When garnering support to make a run at a federal party position, the power of words is something that needs to be taken into serious consideration. These words are a political career-killer. No thought went into this statement of Peter’s, if he had thought about his words, they never would have been uttered. Speaking out against the very provinces you are looking to gain the support of, calling them “Alberta-phobic” and “racist” will only work to shove them farther away. These statements of hate only work to further widen the gap, not unite. The power of these words is that of division.
The term racist is over-used in today’s society, and used in this particular manner is not accurate. Racism, is acts/words of hate against a race of people, whereas discrimination is the word he is actually wanting to use, as it is acts/words of hate against someone based upon location, religion, lifestyle choice, etc. Even if this actually applied to the way the other western provinces felt towards Alberta, correct terms are important. The truth though is, other western provinces do not hate Alberta, they want to see Alberta succeed. They want to help Alberta in their battle against an Eastern government that actually does hate the province of Alberta, but also hates the rest of the west. The only western portion that this claim could apply to is the Vancouver-Victoria region. The rest of the western provinces deserve to be treated with respect, especially when the support of those provinces, means a united West, instead of being trapped on an island all alone. Alberta is not alone in this fight, at times it may feel that way, but at some point, in everyone’s life, they will feel alone, even if it is just something the human brain tricks itself into believing.

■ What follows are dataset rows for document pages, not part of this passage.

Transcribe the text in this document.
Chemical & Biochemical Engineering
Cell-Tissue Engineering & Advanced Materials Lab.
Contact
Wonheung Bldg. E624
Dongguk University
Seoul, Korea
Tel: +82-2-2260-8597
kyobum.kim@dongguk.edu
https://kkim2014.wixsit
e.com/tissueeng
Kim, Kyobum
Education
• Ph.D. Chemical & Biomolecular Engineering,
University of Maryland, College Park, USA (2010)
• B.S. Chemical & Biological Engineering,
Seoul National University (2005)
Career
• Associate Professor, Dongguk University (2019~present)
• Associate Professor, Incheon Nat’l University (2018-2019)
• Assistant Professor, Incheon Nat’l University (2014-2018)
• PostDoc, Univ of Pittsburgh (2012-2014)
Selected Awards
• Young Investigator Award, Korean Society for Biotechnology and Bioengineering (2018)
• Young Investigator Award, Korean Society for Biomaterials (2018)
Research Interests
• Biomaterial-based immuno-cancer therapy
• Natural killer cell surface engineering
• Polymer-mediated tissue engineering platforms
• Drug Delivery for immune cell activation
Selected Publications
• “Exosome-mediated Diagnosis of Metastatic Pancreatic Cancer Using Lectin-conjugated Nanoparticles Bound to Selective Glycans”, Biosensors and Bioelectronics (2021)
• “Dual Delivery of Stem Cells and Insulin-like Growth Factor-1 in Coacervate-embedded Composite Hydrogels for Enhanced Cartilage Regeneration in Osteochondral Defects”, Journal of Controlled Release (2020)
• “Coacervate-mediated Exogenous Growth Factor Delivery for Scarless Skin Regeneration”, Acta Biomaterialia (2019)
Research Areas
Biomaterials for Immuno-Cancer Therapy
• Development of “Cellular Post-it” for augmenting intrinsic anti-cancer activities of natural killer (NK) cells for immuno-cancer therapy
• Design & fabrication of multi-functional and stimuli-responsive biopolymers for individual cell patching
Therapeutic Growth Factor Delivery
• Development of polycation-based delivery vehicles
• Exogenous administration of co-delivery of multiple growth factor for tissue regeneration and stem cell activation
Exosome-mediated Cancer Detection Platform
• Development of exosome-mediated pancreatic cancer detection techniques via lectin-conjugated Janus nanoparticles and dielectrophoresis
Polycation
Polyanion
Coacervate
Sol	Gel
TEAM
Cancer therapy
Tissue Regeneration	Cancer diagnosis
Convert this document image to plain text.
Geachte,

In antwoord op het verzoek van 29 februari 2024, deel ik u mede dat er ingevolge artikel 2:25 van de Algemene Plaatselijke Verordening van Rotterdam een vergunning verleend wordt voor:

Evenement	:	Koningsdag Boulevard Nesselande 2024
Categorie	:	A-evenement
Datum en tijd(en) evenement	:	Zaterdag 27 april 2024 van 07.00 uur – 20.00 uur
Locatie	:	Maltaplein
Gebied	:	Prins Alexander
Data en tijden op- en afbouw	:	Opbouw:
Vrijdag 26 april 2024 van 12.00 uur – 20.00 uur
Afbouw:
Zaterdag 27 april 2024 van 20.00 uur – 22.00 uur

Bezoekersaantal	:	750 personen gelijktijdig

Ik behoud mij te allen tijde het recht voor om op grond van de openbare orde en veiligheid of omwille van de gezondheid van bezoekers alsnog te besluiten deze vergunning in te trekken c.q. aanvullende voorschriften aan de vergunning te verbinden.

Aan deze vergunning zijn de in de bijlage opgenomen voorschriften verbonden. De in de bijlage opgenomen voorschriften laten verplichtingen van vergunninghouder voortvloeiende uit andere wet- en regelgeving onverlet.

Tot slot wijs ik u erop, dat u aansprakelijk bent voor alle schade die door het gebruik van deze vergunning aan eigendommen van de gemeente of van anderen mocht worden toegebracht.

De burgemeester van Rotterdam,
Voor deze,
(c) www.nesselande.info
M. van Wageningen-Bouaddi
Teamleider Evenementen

The purpose then, becomes choose words carefully. Think about them. Words have the power to divide, the power to encourage, the power to destroy, but they also have the power to heal, the power to show love, the power to reach out an olive branch. A branch of forgiveness. Western Canada may have had their differences over the years, but none that should make Alberta doubt how much the rest of the West wishes them to succeed and become prosperous again. Put aside angry words. Put away divisive words. Family forgives, family moves beyond problems, and family works together. Though Peter’s words are not appropriate and do not show the foresight of a true leader, that does not mean that provinces need to let this wedge grow. Put it aside, join in the battle for a better tomorrow. Work together to make changes, save our Nation. Find a leader who has the skills to guide, the foresight to think about their words, their actions, and their reactions. Most importantly think, always think. Think before you speak, think before you type, think before you act. Educate yourself, so as to make informed decisions. Learning, and an open mind while learning, are what will lead to positive change. Change the West fights for together, as one. By working together, these provinces can fix what Trudeau and his Liberal Party, with the support of much of the East, the UN, and clandestine American organizations, has set out to destroy. Stick together, just use caution when choosing whom to follow. Pay attention to the words chosen, the actions taken, and how much respect they show for those around them.
“Forgiveness is here. Move forward. Make tomorrow a better future for the next generations.”